Bukan pasar pada umumnya, di tempat ini dijual ragam barang antik nan jadul yang jadi syurga bagi para kolektor.

Sudah berjaya sejak tahun 80-an, bangunan berlantai empat ini semakin populer karena barangnya yang lengkap.

Terletak di sisi Jalan Banceuy Kota Bandung dan Sungai Cikapundung, pasar ini dulunya tempat menjual barang elektronik terlengkap di Bandung.

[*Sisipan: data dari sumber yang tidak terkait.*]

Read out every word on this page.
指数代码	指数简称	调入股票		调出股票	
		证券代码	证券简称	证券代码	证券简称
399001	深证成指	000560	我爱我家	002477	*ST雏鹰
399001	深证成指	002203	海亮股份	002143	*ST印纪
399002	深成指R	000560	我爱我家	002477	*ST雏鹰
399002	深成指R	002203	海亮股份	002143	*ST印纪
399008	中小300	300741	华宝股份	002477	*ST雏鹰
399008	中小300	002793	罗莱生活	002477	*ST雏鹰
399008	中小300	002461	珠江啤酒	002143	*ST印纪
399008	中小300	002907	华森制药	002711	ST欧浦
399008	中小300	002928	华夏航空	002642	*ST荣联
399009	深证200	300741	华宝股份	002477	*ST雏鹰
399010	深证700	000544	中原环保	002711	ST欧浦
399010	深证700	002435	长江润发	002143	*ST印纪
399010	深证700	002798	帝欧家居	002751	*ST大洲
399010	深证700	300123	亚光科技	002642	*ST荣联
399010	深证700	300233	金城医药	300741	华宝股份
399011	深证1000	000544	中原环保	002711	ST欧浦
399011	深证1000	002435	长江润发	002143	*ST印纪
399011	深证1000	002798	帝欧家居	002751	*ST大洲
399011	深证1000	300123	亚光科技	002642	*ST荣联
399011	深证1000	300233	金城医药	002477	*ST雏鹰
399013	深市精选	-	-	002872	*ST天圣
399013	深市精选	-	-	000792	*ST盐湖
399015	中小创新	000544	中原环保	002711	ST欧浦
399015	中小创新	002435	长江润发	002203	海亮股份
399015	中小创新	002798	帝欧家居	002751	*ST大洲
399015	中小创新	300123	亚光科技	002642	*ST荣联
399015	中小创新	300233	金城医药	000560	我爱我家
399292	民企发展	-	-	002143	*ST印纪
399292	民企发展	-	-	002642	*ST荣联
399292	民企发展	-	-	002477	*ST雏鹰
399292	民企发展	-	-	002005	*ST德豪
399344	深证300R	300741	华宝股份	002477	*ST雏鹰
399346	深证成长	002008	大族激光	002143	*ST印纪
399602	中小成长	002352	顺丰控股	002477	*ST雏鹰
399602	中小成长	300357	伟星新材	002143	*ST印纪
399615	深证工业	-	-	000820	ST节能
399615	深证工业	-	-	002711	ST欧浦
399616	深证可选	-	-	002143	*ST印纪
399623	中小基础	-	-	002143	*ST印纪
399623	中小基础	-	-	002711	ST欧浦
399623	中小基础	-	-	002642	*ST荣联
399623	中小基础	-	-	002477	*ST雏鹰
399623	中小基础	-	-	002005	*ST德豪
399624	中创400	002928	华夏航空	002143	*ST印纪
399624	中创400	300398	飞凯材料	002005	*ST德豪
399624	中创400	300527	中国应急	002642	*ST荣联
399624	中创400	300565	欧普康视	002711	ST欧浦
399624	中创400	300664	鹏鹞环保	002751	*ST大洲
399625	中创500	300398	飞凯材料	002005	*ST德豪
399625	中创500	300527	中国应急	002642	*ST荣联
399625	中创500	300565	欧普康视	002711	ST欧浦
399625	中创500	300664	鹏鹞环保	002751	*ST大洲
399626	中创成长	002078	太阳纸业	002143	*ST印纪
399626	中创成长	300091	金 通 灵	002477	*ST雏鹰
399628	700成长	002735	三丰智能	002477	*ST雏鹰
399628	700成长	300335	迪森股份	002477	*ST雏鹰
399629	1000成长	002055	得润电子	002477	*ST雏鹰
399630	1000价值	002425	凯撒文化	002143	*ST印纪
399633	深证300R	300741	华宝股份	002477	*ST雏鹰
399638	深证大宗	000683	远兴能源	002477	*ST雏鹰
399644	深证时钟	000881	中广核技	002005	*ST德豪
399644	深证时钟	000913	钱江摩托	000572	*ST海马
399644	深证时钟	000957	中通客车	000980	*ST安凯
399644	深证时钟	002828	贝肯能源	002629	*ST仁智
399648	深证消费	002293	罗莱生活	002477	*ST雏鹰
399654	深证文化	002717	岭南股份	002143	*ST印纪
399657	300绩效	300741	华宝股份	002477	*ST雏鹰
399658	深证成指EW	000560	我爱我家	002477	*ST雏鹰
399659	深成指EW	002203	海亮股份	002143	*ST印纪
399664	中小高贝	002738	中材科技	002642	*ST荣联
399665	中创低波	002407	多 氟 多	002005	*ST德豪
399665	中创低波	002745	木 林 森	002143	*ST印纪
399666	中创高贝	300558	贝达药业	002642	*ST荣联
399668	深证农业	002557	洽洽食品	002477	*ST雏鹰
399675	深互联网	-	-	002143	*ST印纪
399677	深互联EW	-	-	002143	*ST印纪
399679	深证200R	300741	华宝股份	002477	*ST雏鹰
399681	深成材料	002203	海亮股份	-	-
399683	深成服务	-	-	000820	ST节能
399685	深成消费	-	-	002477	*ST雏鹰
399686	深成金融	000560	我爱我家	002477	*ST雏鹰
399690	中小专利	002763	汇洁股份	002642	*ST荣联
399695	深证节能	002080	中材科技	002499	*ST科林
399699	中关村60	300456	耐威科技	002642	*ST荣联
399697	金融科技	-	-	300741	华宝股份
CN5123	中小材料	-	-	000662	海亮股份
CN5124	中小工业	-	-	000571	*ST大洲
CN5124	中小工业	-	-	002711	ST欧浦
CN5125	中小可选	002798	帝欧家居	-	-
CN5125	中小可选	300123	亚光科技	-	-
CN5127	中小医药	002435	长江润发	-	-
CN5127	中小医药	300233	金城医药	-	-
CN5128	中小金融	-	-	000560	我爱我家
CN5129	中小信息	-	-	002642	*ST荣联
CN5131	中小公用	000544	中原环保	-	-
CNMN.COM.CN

Kemudian sempat mati dan tidak ada aktivitas berkegiatan.

Terdiri atas 109 kios, Pasar Cikapundung menghadirkan berbagai barang antik, mulai dari lampu, lukisan, perabotan rumah tangga, patung, porselen, kristal lampu, radio jadul, dan lainnya.

Dibanderol dengan harga mulai puluhan ribu sampai jutaan rupiah, di sini juga menyediakan jasa reparasi barang elektronik.

Sekretaris Asosiasi Pedang Pasar Antik Cikapundung, Dedi mengatakan saat Pembatasan Sosial Berskala Besar (PSBB) di Kota Bandung, sempat terjadi penurunan transaksi penjualan cukup signifikan.

Tapi setelah pemerintah mencabut kebijakan PSBB dan menerapkan Adaptasi Kebiasaan Baru (AKB), Dedi menyebut kunjungan sudah mulai ramai.

“Untungnya kami sudah 2 tahun kami buka onlinenya. Jadi pengunjung yang tidak bisa membeli barang langsung bisa online,” katanya di lokasi, Selasa (30/6).

Pengunjung yang datang juga diwajibkan mengenakan masker selama berada di dalam pasar.

Salah satu pedagang Pasar ‘Antik’ Cikapundung, Rubi menyebut, sudah lama berjualan. Kesukaannya mengoleksi barang jadul mengantarkan dia berdagang di pasar unik tersebut.

Ada kebanggaan tersendiri saat dia berhasil mendapatkan barang yang sudah lama diincarnya.

Pada tokonya, Rubi menjual beragam barang jadul seperti patung, guci dan gelas-gelas unik.

“Ada patung yang usianya sudah lama, kemudian lampu-lampu unik dan guci juga ada di sini. Jadi ada sejarahnya dan ini nilainya bukan dari material tapi karena usianya yang sudah lama. Bahkan ada yang sudah tidak diproduksi lagi,” jelasnya.

Di sini juga ada lukisan yang dibanderol harga cukup tinggi. Lukisan itu bernilai sejarah sehingga berani menjualnya dengan harga yang tinggi.